Рудик уходил, и грязь летела из-под его ног, а Терехов не двигался, никуда ему не хотелось идти, ни о чем не хотелось думать, а единственным желанием было ленивое и безнадежное – отоспаться. Все, что он полагал сделать, начиналось со слов: «Вот отосплюсь…», и верилось, что сегодня он сможет свалиться на постель и дрыхнуть на совесть, изгнав из подсознания осточертевшее ожидание тревоги.
Сегодня на небе было солнце и не было облаков, и голубизна казалась естественной, будто бы и вчера, и позавчера, и неделю назад загорали сейбинцы на лежаках и в плетеных креслах и никакие серые пятна не отравляли их летнего состояния.
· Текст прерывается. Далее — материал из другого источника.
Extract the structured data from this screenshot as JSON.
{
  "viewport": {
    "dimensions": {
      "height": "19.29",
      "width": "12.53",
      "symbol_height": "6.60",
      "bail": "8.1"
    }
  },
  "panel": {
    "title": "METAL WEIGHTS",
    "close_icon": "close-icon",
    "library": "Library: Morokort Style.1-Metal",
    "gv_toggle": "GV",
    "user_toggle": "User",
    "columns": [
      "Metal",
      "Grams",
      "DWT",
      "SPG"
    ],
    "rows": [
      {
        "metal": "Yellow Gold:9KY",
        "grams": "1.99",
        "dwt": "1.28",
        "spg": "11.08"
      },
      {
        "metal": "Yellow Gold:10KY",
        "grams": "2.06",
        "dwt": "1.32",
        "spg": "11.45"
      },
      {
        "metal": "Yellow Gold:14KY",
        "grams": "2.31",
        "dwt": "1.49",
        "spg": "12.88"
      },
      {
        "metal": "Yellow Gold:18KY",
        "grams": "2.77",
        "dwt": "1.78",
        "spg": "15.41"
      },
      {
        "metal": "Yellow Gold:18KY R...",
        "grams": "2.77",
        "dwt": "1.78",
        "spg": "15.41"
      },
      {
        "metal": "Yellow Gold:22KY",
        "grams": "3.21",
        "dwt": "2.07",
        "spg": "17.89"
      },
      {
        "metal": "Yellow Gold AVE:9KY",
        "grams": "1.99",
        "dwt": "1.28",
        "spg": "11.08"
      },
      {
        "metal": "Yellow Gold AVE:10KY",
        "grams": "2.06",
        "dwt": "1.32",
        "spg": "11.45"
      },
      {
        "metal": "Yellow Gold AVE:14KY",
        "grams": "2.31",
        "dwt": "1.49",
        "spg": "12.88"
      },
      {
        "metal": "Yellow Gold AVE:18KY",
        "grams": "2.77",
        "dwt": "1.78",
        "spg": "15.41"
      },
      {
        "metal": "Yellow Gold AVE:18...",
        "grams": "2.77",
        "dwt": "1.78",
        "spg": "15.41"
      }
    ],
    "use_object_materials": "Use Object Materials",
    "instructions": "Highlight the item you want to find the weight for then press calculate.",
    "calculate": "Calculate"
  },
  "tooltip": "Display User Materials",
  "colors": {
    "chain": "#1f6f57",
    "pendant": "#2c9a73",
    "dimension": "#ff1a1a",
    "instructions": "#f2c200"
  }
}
Погода изменилась внезапно, внезапность была привычным орудием природы в здешних местах, и кто знал, не решила ли она позабавиться и не включит ли она через полчаса свой бесконечный душ. Но сейчас светило солнце, солнце, и раз уж ему дали свободу, оно жарило, сушило промокшие плащи и ватники, паром подымало воду из луж.
Но, может быть, и вправду кончились дожди, и Сейба успокоится, и начнется сладкая жизнь, сухая жизнь, и за столовой на травяной плешке, очищенной от кочек, удастся постучать футбольным мячом. Терехов заулыбался, представив себе фантастическую картину, и вспомнил о своем обещании – поработать как следует с ребятами на тренировках, чтобы не проиграть кошурниковцам.